⑧「有蓋橋の第二の謎」=本シリーズの初作品「有蓋橋の謎」解決を記念した行事がとり行われることになったノースモント(なんじゃそりゃ?)。その華やかな行事の最中、またもや有蓋橋で町長が銃殺される事件が起こる。衆人環視の銃殺事件をうまく処理した良作。
⑨「案山子会議の謎」=何じゃそりゃ的なタイトルだが、第二次世界大戦の勃発で徐々に戦時の暗いムードに包まれるのを危惧した町長が発案したのがなぜか「案山子祭り」(?)・・・。プロットは本シリーズでよく出てくるものと同ベクトル。
⑩「動物病院の謎」=動物病院で起こった猫の絞殺事件(!)。同じ時期、その動物病院内にはオランウータンがいた!となると、当然「モ○○街の怪事件」がどうしても思い浮かんでしまうのだが・・・果たして真相は如何に?
⑪「園芸道具置場の謎」=本編のテーマも密室殺人。描写がやや不親切なところが玉に瑕だが、このトリックはさすがと唸らせるだけのことはある。でもまぁ短編向きだな。(ちょっと反則のような気もするけど)

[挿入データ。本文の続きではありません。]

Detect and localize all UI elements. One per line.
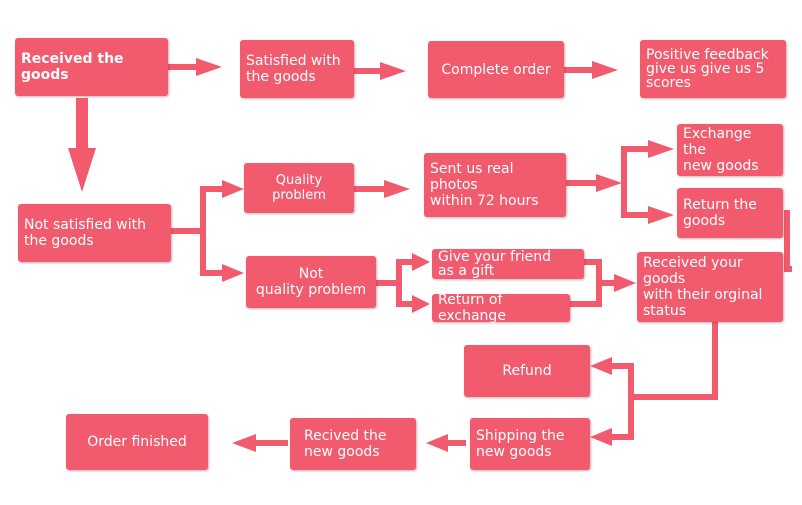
arrow-to-refund xyxy=(590,357,634,375)
node-quality-problem: Quality problem xyxy=(244,163,354,213)
node-exchange-goods: Exchange the new goods xyxy=(677,124,783,176)
arrow-satisfied-to-complete xyxy=(354,62,406,80)
line-original-down xyxy=(712,322,718,400)
arrow-to-received-original xyxy=(790,266,792,272)
node-recived-new-goods: Recived the new goods xyxy=(290,418,416,470)
line-branch-vertical xyxy=(200,186,206,276)
arrow-photos-to-fork xyxy=(566,174,622,192)
line-lower-vertical xyxy=(628,366,634,440)
arrow-to-not-quality-problem xyxy=(200,264,244,282)
node-shipping-goods: Shipping the new goods xyxy=(470,418,590,470)
node-complete-order: Complete order xyxy=(428,41,564,98)
arrow-to-received-original-2 xyxy=(596,274,636,292)
node-sent-photos: Sent us real photos within 72 hours xyxy=(424,153,566,217)
line-exchange-out xyxy=(570,301,602,307)
node-not-quality-problem: Not quality problem xyxy=(246,256,376,308)
node-return-exchange: Return of exchange xyxy=(432,292,570,324)
node-order-finished: Order finished xyxy=(66,414,208,470)
arrow-received-to-not-satisfied xyxy=(68,98,96,192)
arrow-shipping-to-recived xyxy=(426,434,466,452)
arrow-complete-to-feedback xyxy=(564,61,618,79)
line-not-satisfied-branch xyxy=(171,228,206,234)
node-not-satisfied: Not satisfied with the goods xyxy=(18,204,171,262)
line-not-quality-out xyxy=(376,280,400,286)
line-original-left xyxy=(628,394,718,400)
node-received-goods: Received the goods xyxy=(15,38,168,96)
arrow-quality-to-photos xyxy=(354,180,410,198)
arrow-to-exchange xyxy=(621,140,674,158)
node-positive-feedback: Positive feedback give us give us 5 scor… xyxy=(640,40,786,98)
arrow-received-to-satisfied xyxy=(168,58,222,76)
arrow-to-give-friend xyxy=(396,253,430,271)
node-received-original: Received your goods with their orginal s… xyxy=(637,252,783,322)
line-friend-out xyxy=(584,259,602,265)
arrow-to-return-exchange xyxy=(396,295,430,313)
arrow-recived-to-finished xyxy=(232,434,288,452)
arrow-to-return xyxy=(621,206,674,224)
node-return-goods: Return the goods xyxy=(677,188,783,238)
node-give-friend: Give your friend as a gift xyxy=(432,249,584,279)
line-fork-vertical xyxy=(621,146,627,218)
line-right-edge xyxy=(784,210,790,272)
line-fork2-vertical xyxy=(396,259,402,307)
arrow-to-quality-problem xyxy=(200,180,244,198)
arrow-to-shipping xyxy=(590,428,634,446)
node-refund: Refund xyxy=(464,345,590,397)
node-satisfied: Satisfied with the goods xyxy=(240,40,354,98)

⑫「黄色い壁紙の謎」=祝・エイプリル看護婦復活という本編。トリックはよくある○れ○○りの応用技だが、さすがに使い方がうまい。
⑬「レオポルド警部の密室」=ボーナストラックの一編はレオポルド警部ものの密室事件。出席した知人の結婚式で別れた妻に会う警部が密室殺人の濡れ衣を負うことに・・・。密室トリックとしての出来はまずまず水準以上。

以上13編。
さすがの安定感というしかない。
シリーズも五作目となれば、同ベクトルのプロットが目立つのは致し方ないが、それでも読者を飽きさせない工夫がそこかしこに仕掛けてあり、やはり「短編の名手」という冠名に相応しい仕上がり。

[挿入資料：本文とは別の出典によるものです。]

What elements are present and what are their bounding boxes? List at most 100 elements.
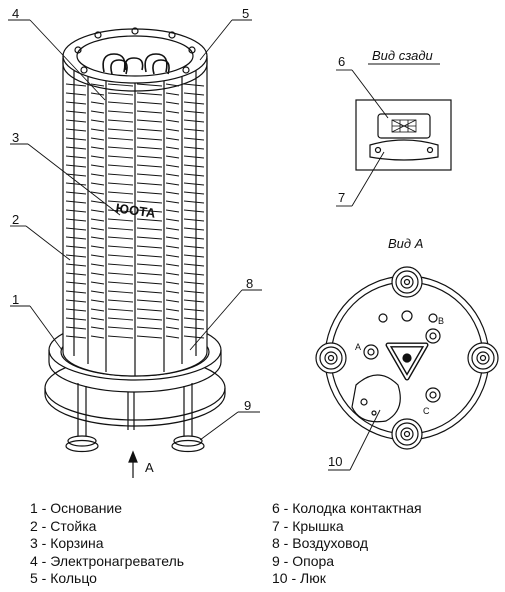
basket-slot — [136, 83, 163, 87]
basket-slot — [65, 191, 87, 195]
basket-slot — [65, 326, 87, 330]
basket-slot — [165, 182, 180, 186]
legend-item: 4 - Электронагреватель — [30, 552, 185, 569]
basket-slot — [65, 209, 87, 213]
basket-slot — [107, 299, 134, 303]
basket-slot — [136, 146, 163, 150]
basket-slot — [136, 290, 163, 294]
contact-block — [377, 113, 431, 139]
view-a-label: Вид А — [388, 236, 423, 251]
basket-slot — [165, 299, 180, 303]
basket-slot — [165, 146, 180, 150]
basket-slot — [165, 290, 180, 294]
basket-slot — [183, 245, 205, 249]
basket-slot — [136, 299, 163, 303]
view-a-port-c: C — [423, 406, 430, 416]
view-a-port-a: A — [355, 342, 361, 352]
view-a-port-b: B — [438, 316, 444, 326]
basket-slot — [90, 281, 105, 285]
basket-brand: ЮОТА — [115, 200, 157, 221]
basket-slot — [65, 335, 87, 339]
legend-item: 2 - Стойка — [30, 517, 97, 534]
basket-slot — [107, 272, 134, 276]
basket-slot — [65, 92, 87, 96]
basket-slot — [136, 137, 163, 141]
basket-slot — [165, 227, 180, 231]
basket-slot — [90, 326, 105, 330]
basket-slot — [107, 155, 134, 159]
basket-slot — [107, 218, 134, 222]
view-a-arrow-label: А — [145, 460, 154, 475]
basket-slot — [165, 128, 180, 132]
basket-slot — [183, 317, 205, 321]
callout-5: 5 — [242, 6, 249, 21]
basket-slots — [65, 83, 205, 339]
basket-slot — [107, 101, 134, 105]
heater-basket — [62, 58, 208, 377]
view-a-leaders — [328, 409, 381, 471]
basket-slot — [107, 110, 134, 114]
basket-slot — [90, 83, 105, 87]
view-a-terminal-block — [385, 342, 429, 381]
basket-slot — [107, 227, 134, 231]
basket-slot — [107, 83, 134, 87]
basket-slot — [107, 308, 134, 312]
basket-slot — [183, 164, 205, 168]
basket-slot — [183, 110, 205, 114]
basket-slot — [65, 299, 87, 303]
basket-slot — [90, 191, 105, 195]
view-a-foot — [391, 418, 423, 450]
basket-slot — [165, 245, 180, 249]
rear-view — [355, 99, 452, 171]
basket-slot — [165, 209, 180, 213]
basket-slot — [107, 317, 134, 321]
basket-slot — [90, 272, 105, 276]
view-a-hatch — [351, 374, 401, 423]
basket-slot — [183, 173, 205, 177]
view-a-foot — [391, 266, 423, 298]
rear-cover — [369, 139, 439, 161]
callout-6: 6 — [338, 54, 345, 69]
basket-slot — [107, 119, 134, 123]
technical-drawing: ЮОТА А 4 5 3 2 1 8 9 Вид сзади — [8, 6, 499, 478]
basket-slot — [183, 290, 205, 294]
basket-slot — [165, 263, 180, 267]
basket-slot — [65, 254, 87, 258]
basket-slot — [65, 218, 87, 222]
basket-slot — [183, 236, 205, 240]
basket-slot — [90, 92, 105, 96]
basket-slot — [165, 218, 180, 222]
basket-slot — [136, 263, 163, 267]
basket-slot — [65, 200, 87, 204]
basket-slot — [136, 128, 163, 132]
basket-slot — [90, 200, 105, 204]
basket-slot — [136, 326, 163, 330]
basket-slot — [90, 245, 105, 249]
basket-slot — [107, 290, 134, 294]
view-a-ports — [363, 310, 441, 403]
basket-slot — [183, 209, 205, 213]
basket-slot — [90, 263, 105, 267]
basket-slot — [90, 209, 105, 213]
basket-slot — [165, 254, 180, 258]
basket-slot — [165, 101, 180, 105]
basket-slot — [107, 245, 134, 249]
callout-9: 9 — [244, 398, 251, 413]
basket-slot — [90, 155, 105, 159]
callout-2: 2 — [12, 212, 19, 227]
basket-slot — [136, 281, 163, 285]
basket-slot — [90, 173, 105, 177]
basket-slot — [90, 290, 105, 294]
callout-7: 7 — [338, 190, 345, 205]
basket-slot — [65, 119, 87, 123]
basket-slot — [107, 164, 134, 168]
view-a — [315, 266, 499, 450]
legend-item: 6 - Колодка контактная — [272, 500, 422, 516]
basket-slot — [107, 209, 134, 213]
basket-slot — [165, 191, 180, 195]
rear-view-label: Вид сзади — [372, 48, 433, 63]
basket-slot — [136, 182, 163, 186]
ring-bolts — [74, 27, 196, 74]
basket-slot — [183, 128, 205, 132]
basket-slot — [65, 83, 87, 87]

Ⅰ~Ⅳ以上という評価は難しいが、低い評点には決してならない。

No.1 6点 kanamori
(2010/05/22 17:43登録)
本格パズラー短編集の第5弾。
看護婦のエイプリルが復帰し、女性獣医アナベルが登場して重要な役割を果たします。
各編トリックは分かりやすいものが多い様に感じましたが、「奇蹟を起こす水瓶の謎」の毒殺トリックがまずまずでしょうか。
ボーナス・トラックは「レオポルド警部の密室」ですが、同シリーズの他の未訳作品にしてほしかった。